To call Mussorgsky a Modernist is of course not strictly factual. After all he wrote "Pictures" in 1874 and was not at all a typical practitioner of such things as modernity. By other measures he was enormously influential as a lineal forebear to later Russian modernist masters like Stravinsky and Prokofiev. So the juxtaposition of Mussorgsky's "Pictures" and Prokofiev's "Cinderella" seems very appropriate and stylistically nearly synonymous.

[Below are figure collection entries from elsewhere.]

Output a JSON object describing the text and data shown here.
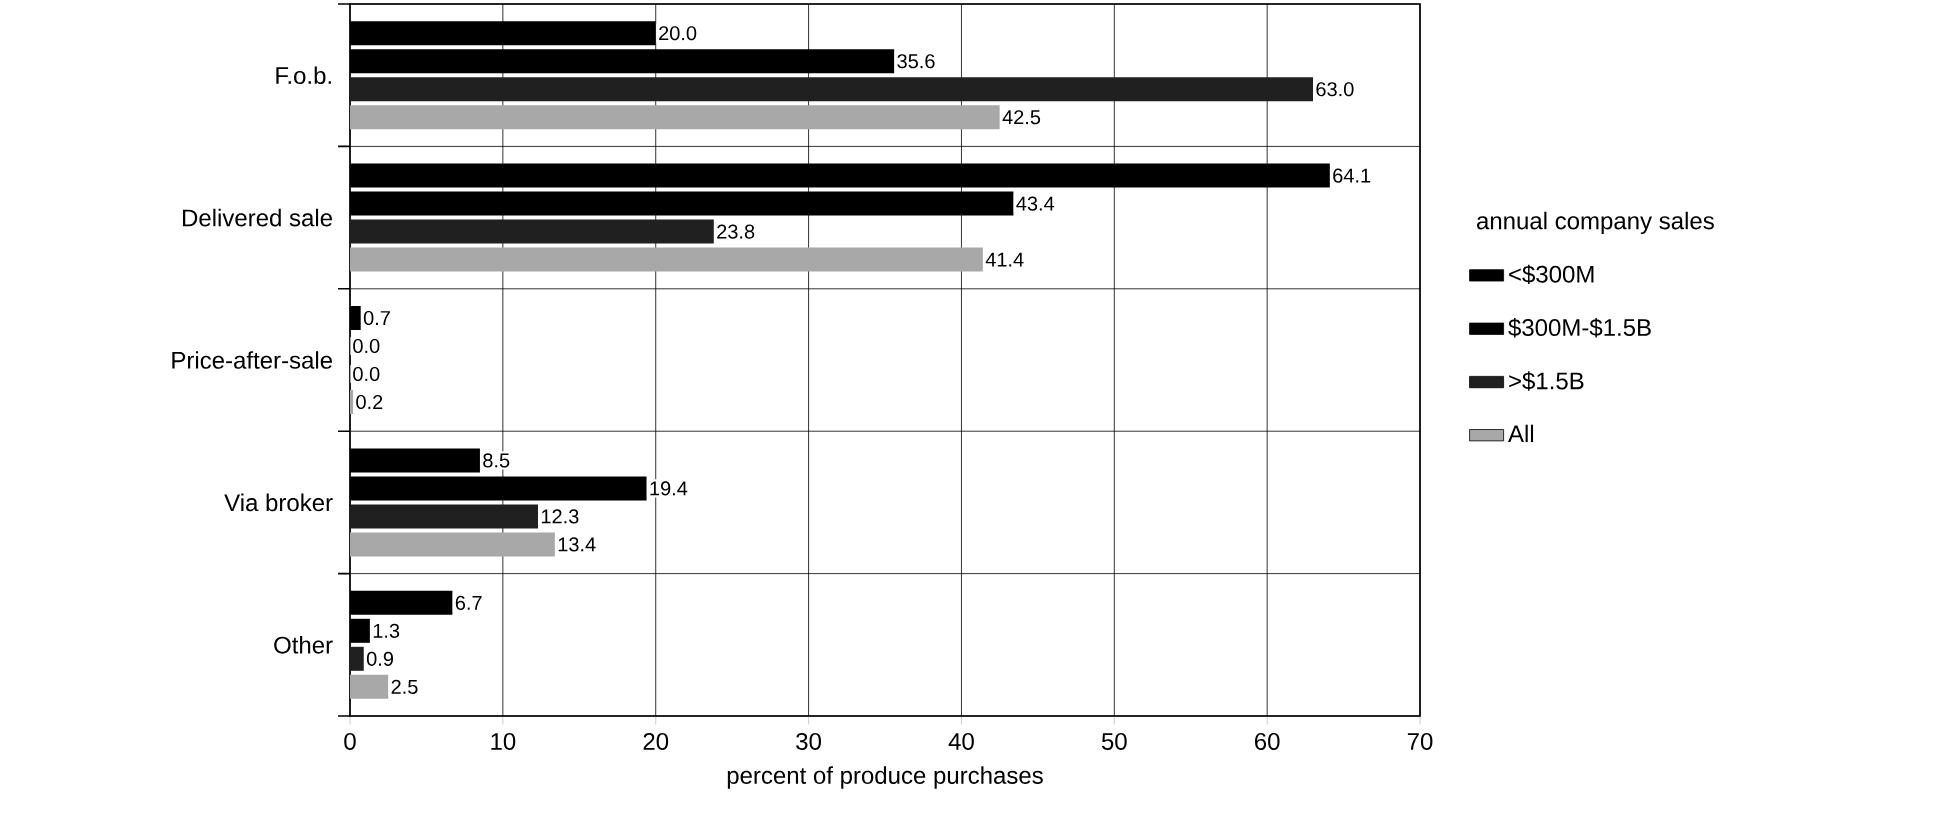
{
  "chart_data": {
    "type": "bar",
    "orientation": "horizontal",
    "xlabel": "percent of produce purchases",
    "legend_title": "annual company sales",
    "categories": [
      "F.o.b.",
      "Delivered sale",
      "Price-after-sale",
      "Via broker",
      "Other"
    ],
    "series": [
      {
        "name": "<$300M",
        "color": "#000000",
        "values": [
          20.0,
          64.1,
          0.7,
          8.5,
          6.7
        ],
        "value_labels": [
          "20.0",
          "64.1",
          "0.7",
          "8.5",
          "6.7"
        ]
      },
      {
        "name": "$300M-$1.5B",
        "color": "#000000",
        "values": [
          35.6,
          43.4,
          0.0,
          19.4,
          1.3
        ],
        "value_labels": [
          "35.6",
          "43.4",
          "0.0",
          "19.4",
          "1.3"
        ]
      },
      {
        "name": ">$1.5B",
        "color": "#202020",
        "values": [
          63.0,
          23.8,
          0.0,
          12.3,
          0.9
        ],
        "value_labels": [
          "63.0",
          "23.8",
          "0.0",
          "12.3",
          "0.9"
        ]
      },
      {
        "name": "All",
        "color": "#a8a8a8",
        "values": [
          42.5,
          41.4,
          0.2,
          13.4,
          2.5
        ],
        "value_labels": [
          "42.5",
          "41.4",
          "0.2",
          "13.4",
          "2.5"
        ]
      }
    ],
    "xlim": [
      0,
      70
    ],
    "xticks": [
      0,
      10,
      20,
      30,
      40,
      50,
      60,
      70
    ],
    "grid": true,
    "legend": "right"
  }
}
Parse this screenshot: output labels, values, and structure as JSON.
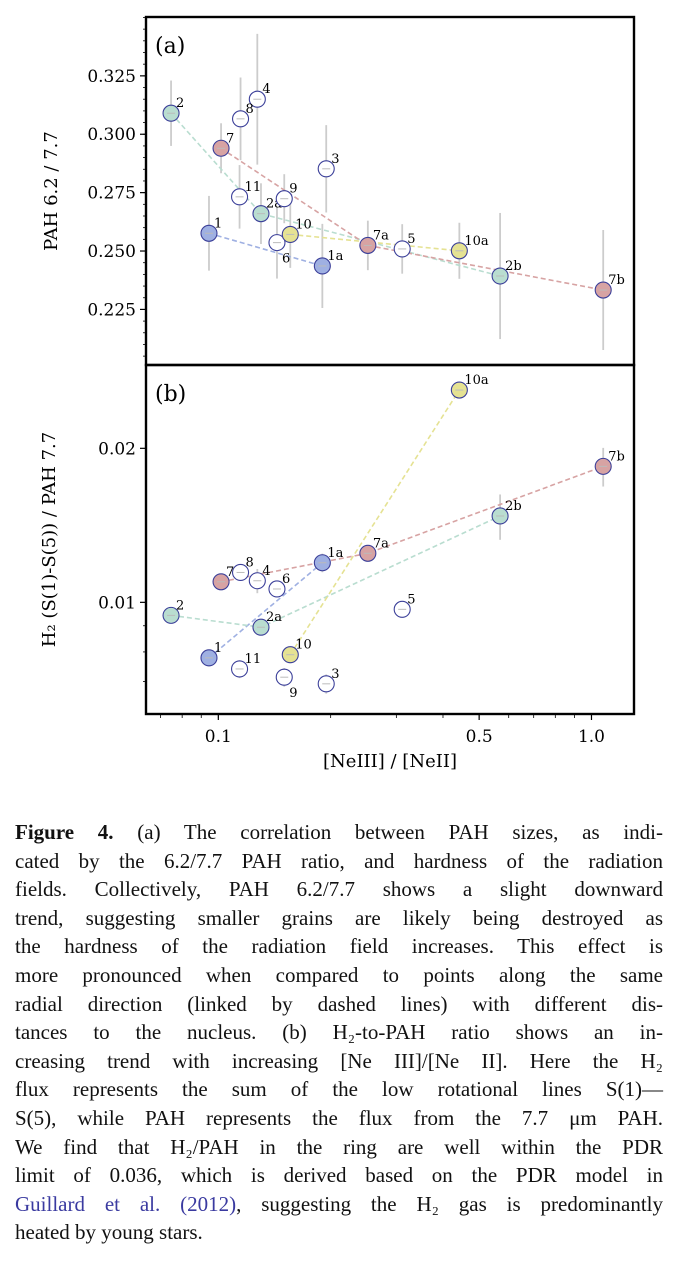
{
  "figure": {
    "chart_data": [
      {
        "type": "scatter",
        "panel_label": "(a)",
        "xlabel": "[NeIII] / [NeII]",
        "ylabel": "PAH 6.2 / 7.7",
        "xscale": "log",
        "yscale": "linear",
        "xlim": [
          0.064,
          1.3
        ],
        "ylim": [
          0.2012,
          0.3502
        ],
        "xticks": [
          0.1,
          0.5,
          1.0
        ],
        "xtick_labels": [
          "0.1",
          "0.5",
          "1.0"
        ],
        "yticks": [
          0.225,
          0.25,
          0.275,
          0.3,
          0.325
        ],
        "ytick_labels": [
          "0.225",
          "0.250",
          "0.275",
          "0.300",
          "0.325"
        ],
        "grid": false,
        "points": [
          {
            "label": "1",
            "x": 0.0944,
            "y": 0.2576,
            "yerr": 0.016,
            "group": "blue"
          },
          {
            "label": "1a",
            "x": 0.19,
            "y": 0.2436,
            "yerr": 0.018,
            "group": "blue"
          },
          {
            "label": "2",
            "x": 0.0747,
            "y": 0.309,
            "yerr": 0.014,
            "group": "teal"
          },
          {
            "label": "2a",
            "x": 0.1301,
            "y": 0.266,
            "yerr": 0.013,
            "group": "teal"
          },
          {
            "label": "2b",
            "x": 0.569,
            "y": 0.2393,
            "yerr": 0.027,
            "group": "teal"
          },
          {
            "label": "3",
            "x": 0.1946,
            "y": 0.2852,
            "yerr": 0.0187,
            "group": "open"
          },
          {
            "label": "4",
            "x": 0.1272,
            "y": 0.315,
            "yerr": 0.028,
            "group": "open"
          },
          {
            "label": "5",
            "x": 0.311,
            "y": 0.2509,
            "yerr": 0.0106,
            "group": "open"
          },
          {
            "label": "6",
            "x": 0.1436,
            "y": 0.2536,
            "yerr": 0.0154,
            "group": "open"
          },
          {
            "label": "7",
            "x": 0.1017,
            "y": 0.294,
            "yerr": 0.0107,
            "group": "red"
          },
          {
            "label": "7a",
            "x": 0.2516,
            "y": 0.2524,
            "yerr": 0.0106,
            "group": "red"
          },
          {
            "label": "7b",
            "x": 1.075,
            "y": 0.2333,
            "yerr": 0.0257,
            "group": "red"
          },
          {
            "label": "8",
            "x": 0.1147,
            "y": 0.3066,
            "yerr": 0.0177,
            "group": "open"
          },
          {
            "label": "9",
            "x": 0.1502,
            "y": 0.2724,
            "yerr": 0.0105,
            "group": "open"
          },
          {
            "label": "10",
            "x": 0.1559,
            "y": 0.2571,
            "yerr": 0.0143,
            "group": "yellow"
          },
          {
            "label": "10a",
            "x": 0.4425,
            "y": 0.2501,
            "yerr": 0.012,
            "group": "yellow"
          },
          {
            "label": "11",
            "x": 0.114,
            "y": 0.2732,
            "yerr": 0.0136,
            "group": "open"
          }
        ]
      },
      {
        "type": "scatter",
        "panel_label": "(b)",
        "xlabel": "[NeIII] / [NeII]",
        "ylabel": "H₂ (S(1)-S(5)) / PAH 7.7",
        "xscale": "log",
        "yscale": "log",
        "xlim": [
          0.064,
          1.3
        ],
        "ylim": [
          0.00605,
          0.0291
        ],
        "xticks": [
          0.1,
          0.5,
          1.0
        ],
        "xtick_labels": [
          "0.1",
          "0.5",
          "1.0"
        ],
        "yticks": [
          0.01,
          0.02
        ],
        "ytick_labels": [
          "0.01",
          "0.02"
        ],
        "grid": false,
        "points": [
          {
            "label": "1",
            "x": 0.0944,
            "y": 0.00779,
            "yerr": 0.0003,
            "group": "blue"
          },
          {
            "label": "1a",
            "x": 0.19,
            "y": 0.01195,
            "yerr": 0.0005,
            "group": "blue"
          },
          {
            "label": "2",
            "x": 0.0747,
            "y": 0.00943,
            "yerr": 0.0003,
            "group": "teal"
          },
          {
            "label": "2a",
            "x": 0.1301,
            "y": 0.00894,
            "yerr": 0.0003,
            "group": "teal"
          },
          {
            "label": "2b",
            "x": 0.569,
            "y": 0.01475,
            "yerr": 0.0015,
            "group": "teal"
          },
          {
            "label": "3",
            "x": 0.1946,
            "y": 0.00693,
            "yerr": 0.0003,
            "group": "open"
          },
          {
            "label": "4",
            "x": 0.1272,
            "y": 0.01102,
            "yerr": 0.0006,
            "group": "open"
          },
          {
            "label": "5",
            "x": 0.311,
            "y": 0.00969,
            "yerr": 0.0003,
            "group": "open"
          },
          {
            "label": "6",
            "x": 0.1436,
            "y": 0.01062,
            "yerr": 0.0003,
            "group": "open"
          },
          {
            "label": "7",
            "x": 0.1017,
            "y": 0.01097,
            "yerr": 0.0003,
            "group": "red"
          },
          {
            "label": "7a",
            "x": 0.2516,
            "y": 0.01247,
            "yerr": 0.0003,
            "group": "red"
          },
          {
            "label": "7b",
            "x": 1.075,
            "y": 0.01844,
            "yerr": 0.0016,
            "group": "red"
          },
          {
            "label": "8",
            "x": 0.1147,
            "y": 0.01144,
            "yerr": 0.0004,
            "group": "open"
          },
          {
            "label": "9",
            "x": 0.1502,
            "y": 0.00714,
            "yerr": 0.0003,
            "group": "open"
          },
          {
            "label": "10",
            "x": 0.1559,
            "y": 0.0079,
            "yerr": 0.0003,
            "group": "yellow"
          },
          {
            "label": "10a",
            "x": 0.4425,
            "y": 0.026,
            "yerr": 0.0004,
            "group": "yellow"
          },
          {
            "label": "11",
            "x": 0.114,
            "y": 0.00741,
            "yerr": 0.0003,
            "group": "open"
          }
        ]
      }
    ],
    "series_links": {
      "blue": [
        "1",
        "1a"
      ],
      "teal": [
        "2",
        "2a",
        "2b"
      ],
      "red": [
        "7",
        "7a",
        "7b"
      ],
      "yellow": [
        "10",
        "10a"
      ]
    },
    "colors": {
      "blue": "#9fb0e2",
      "teal": "#b9ddd0",
      "red": "#d7a3a3",
      "yellow": "#e5e293",
      "open": "#ffffff",
      "marker_edge": "#3b3f99",
      "errorbar": "#cccccc"
    }
  },
  "caption": {
    "lines": [
      [
        {
          "t": "Figure 4.",
          "cls": "bold"
        },
        {
          "t": "  (a) The correlation between PAH sizes, as indi-"
        }
      ],
      [
        {
          "t": "cated by the 6.2/7.7 PAH ratio, and hardness of the radiation"
        }
      ],
      [
        {
          "t": "fields.  Collectively, PAH 6.2/7.7 shows a slight downward"
        }
      ],
      [
        {
          "t": "trend, suggesting smaller grains are likely being destroyed as"
        }
      ],
      [
        {
          "t": "the hardness of the radiation field increases.  This effect is"
        }
      ],
      [
        {
          "t": "more pronounced when compared to points along the same"
        }
      ],
      [
        {
          "t": "radial direction (linked by dashed lines) with different dis-"
        }
      ],
      [
        {
          "t": "tances to the nucleus.  (b) H₂-to-PAH ratio shows an in-"
        }
      ],
      [
        {
          "t": "creasing trend with increasing [Ne III]/[Ne II].  Here the H₂"
        }
      ],
      [
        {
          "t": "flux represents the sum of the low rotational lines S(1)—"
        }
      ],
      [
        {
          "t": "S(5), while PAH represents the flux from the 7.7 μm PAH."
        }
      ],
      [
        {
          "t": "We find that H₂/PAH in the ring are well within the PDR"
        }
      ],
      [
        {
          "t": "limit of 0.036, which is derived based on the PDR model in"
        }
      ],
      [
        {
          "t": "Guillard et al. (2012)",
          "cls": "link"
        },
        {
          "t": ", suggesting the H₂ gas is predominantly"
        }
      ],
      [
        {
          "t": "heated by young stars."
        }
      ]
    ]
  }
}
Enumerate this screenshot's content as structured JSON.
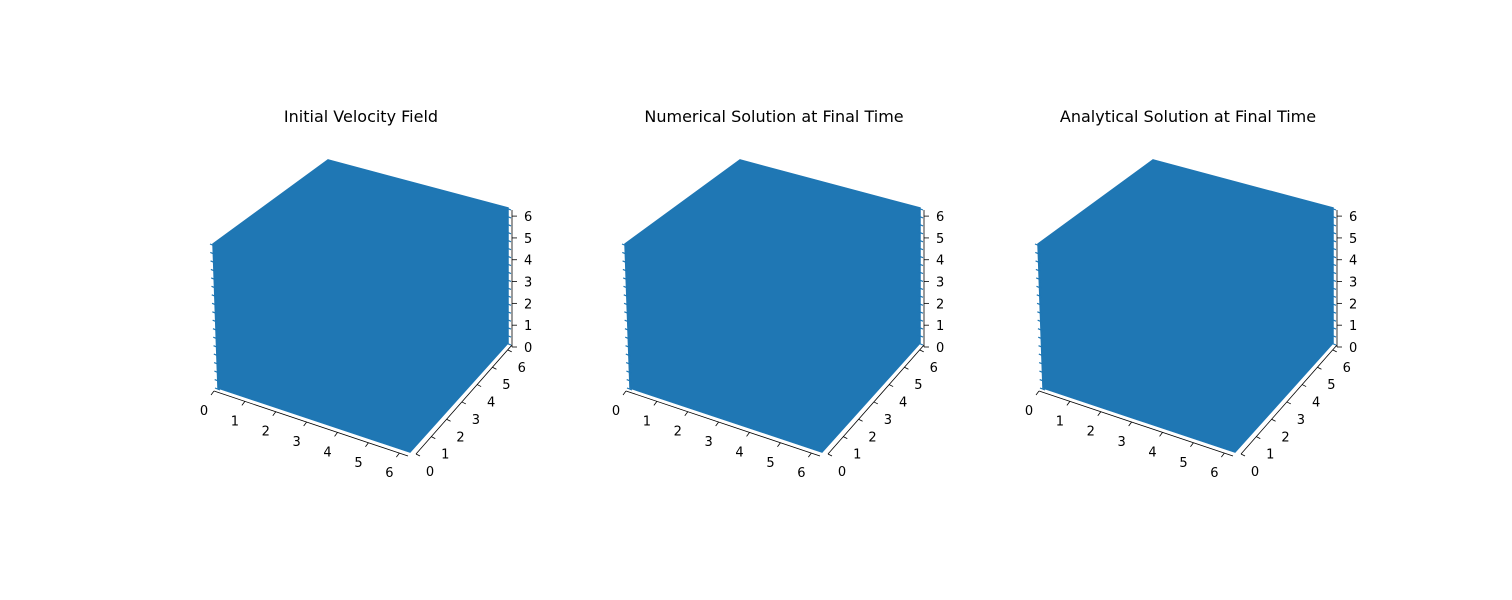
{
  "figure": {
    "background": "#ffffff",
    "mark_color": "#1f77b4",
    "pane_color": "#f2f2f2",
    "pane_edge_color": "#d6d6d6",
    "grid_color": "#d9d9d9",
    "tick_color": "#000000"
  },
  "chart_data": [
    {
      "type": "quiver3d",
      "title": "Initial Velocity Field",
      "xlabel": "",
      "ylabel": "",
      "zlabel": "",
      "xticks": [
        "0",
        "1",
        "2",
        "3",
        "4",
        "5",
        "6"
      ],
      "yticks": [
        "0",
        "1",
        "2",
        "3",
        "4",
        "5",
        "6"
      ],
      "zticks": [
        "0",
        "1",
        "2",
        "3",
        "4",
        "5",
        "6"
      ],
      "xlim": [
        0,
        6.28
      ],
      "ylim": [
        0,
        6.28
      ],
      "zlim": [
        0,
        6.28
      ],
      "grid": true,
      "series": [
        {
          "color": "#1f77b4"
        }
      ]
    },
    {
      "type": "quiver3d",
      "title": "Numerical Solution at Final Time",
      "xlabel": "",
      "ylabel": "",
      "zlabel": "",
      "xticks": [
        "0",
        "1",
        "2",
        "3",
        "4",
        "5",
        "6"
      ],
      "yticks": [
        "0",
        "1",
        "2",
        "3",
        "4",
        "5",
        "6"
      ],
      "zticks": [
        "0",
        "1",
        "2",
        "3",
        "4",
        "5",
        "6"
      ],
      "xlim": [
        0,
        6.28
      ],
      "ylim": [
        0,
        6.28
      ],
      "zlim": [
        0,
        6.28
      ],
      "grid": true,
      "series": [
        {
          "color": "#1f77b4"
        }
      ]
    },
    {
      "type": "quiver3d",
      "title": "Analytical Solution at Final Time",
      "xlabel": "",
      "ylabel": "",
      "zlabel": "",
      "xticks": [
        "0",
        "1",
        "2",
        "3",
        "4",
        "5",
        "6"
      ],
      "yticks": [
        "0",
        "1",
        "2",
        "3",
        "4",
        "5",
        "6"
      ],
      "zticks": [
        "0",
        "1",
        "2",
        "3",
        "4",
        "5",
        "6"
      ],
      "xlim": [
        0,
        6.28
      ],
      "ylim": [
        0,
        6.28
      ],
      "zlim": [
        0,
        6.28
      ],
      "grid": true,
      "series": [
        {
          "color": "#1f77b4"
        }
      ]
    }
  ]
}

So then to the Mussorgsky. The Ravel orchestration of "Pictures" that has come down to us is brilliant and seemingly has defined for good and all our idea of what the orchestral version should sound like. It of course bears the stamp of Ravel's impressionist palette, which gives certain movements great color. The Sergei Gorchakov has the disadvantage as coming along at a time (1955) when most no longer thought of other orchestrational possibilities. Nonetheless this alternate orchestration gives us a fresh look at what can be done. There is generally something rather more Russian to be heard here, less colorful but more dramatic. Perhaps it is more rough-hewn, heavier, closer to the Mussorgsky solo piano version. "The Great Gate of Kiev" and the "Introduction-Promenade" thematics seem more elemental and rousing. Some of the character study movements seem harder edged, thicker, more pressing in their immediacy. The performance has much to recommend it. Harth-Bedoya and the Ft. Worth musicians put their heart and soul into it. There is the kind of extra oomph one can get in a live performance and it is a very good thing.
Turning to the Prokofiev and its post WWII 1945 mood alternating elation, fatefulness and really some remaining clouds of gloom, the music is as memorable as anything Prokofiev wrote. The clock-midnight theme is as evocative and Modernist as anything Prokofiev ever did. There is beauty in the bluster of some of it, a sad hopelessness in some of the romantic themes, or that is how I feel the music in this time of my life. Harth-Bedoya has wisely avoided the several suites Prokofiev put together from the original score, and instead chosen thirteen numbers from the full score.
In my own personal view it is hard to top the complete ballet as done by Gennady Rozhdestvensky, USSR Radio & TV Symphony Orchestra, but then that runs several hours. For a 40-minute encapsulation this version is hard to beat. There is plenty of scampering energy to the gallops; there is passion and a feeling of potential doom to the midnight music, and there is passion to be heard in the romantic movements.
I cannot imagine readers here who do not know either of these works. If there are any this is a good place to hear the works, with the proviso that "Pictures" is not in the version the world is used to hearing. Yet that should not stop you. Those who know both works intimately would benefit from this program because the Ft. Worth outfit seem filled with joy, enthusiasm and energy in their performances and the sum is different enough that you will no doubt gain something nice in the hearing. This one is a nice surprise! I recommend it.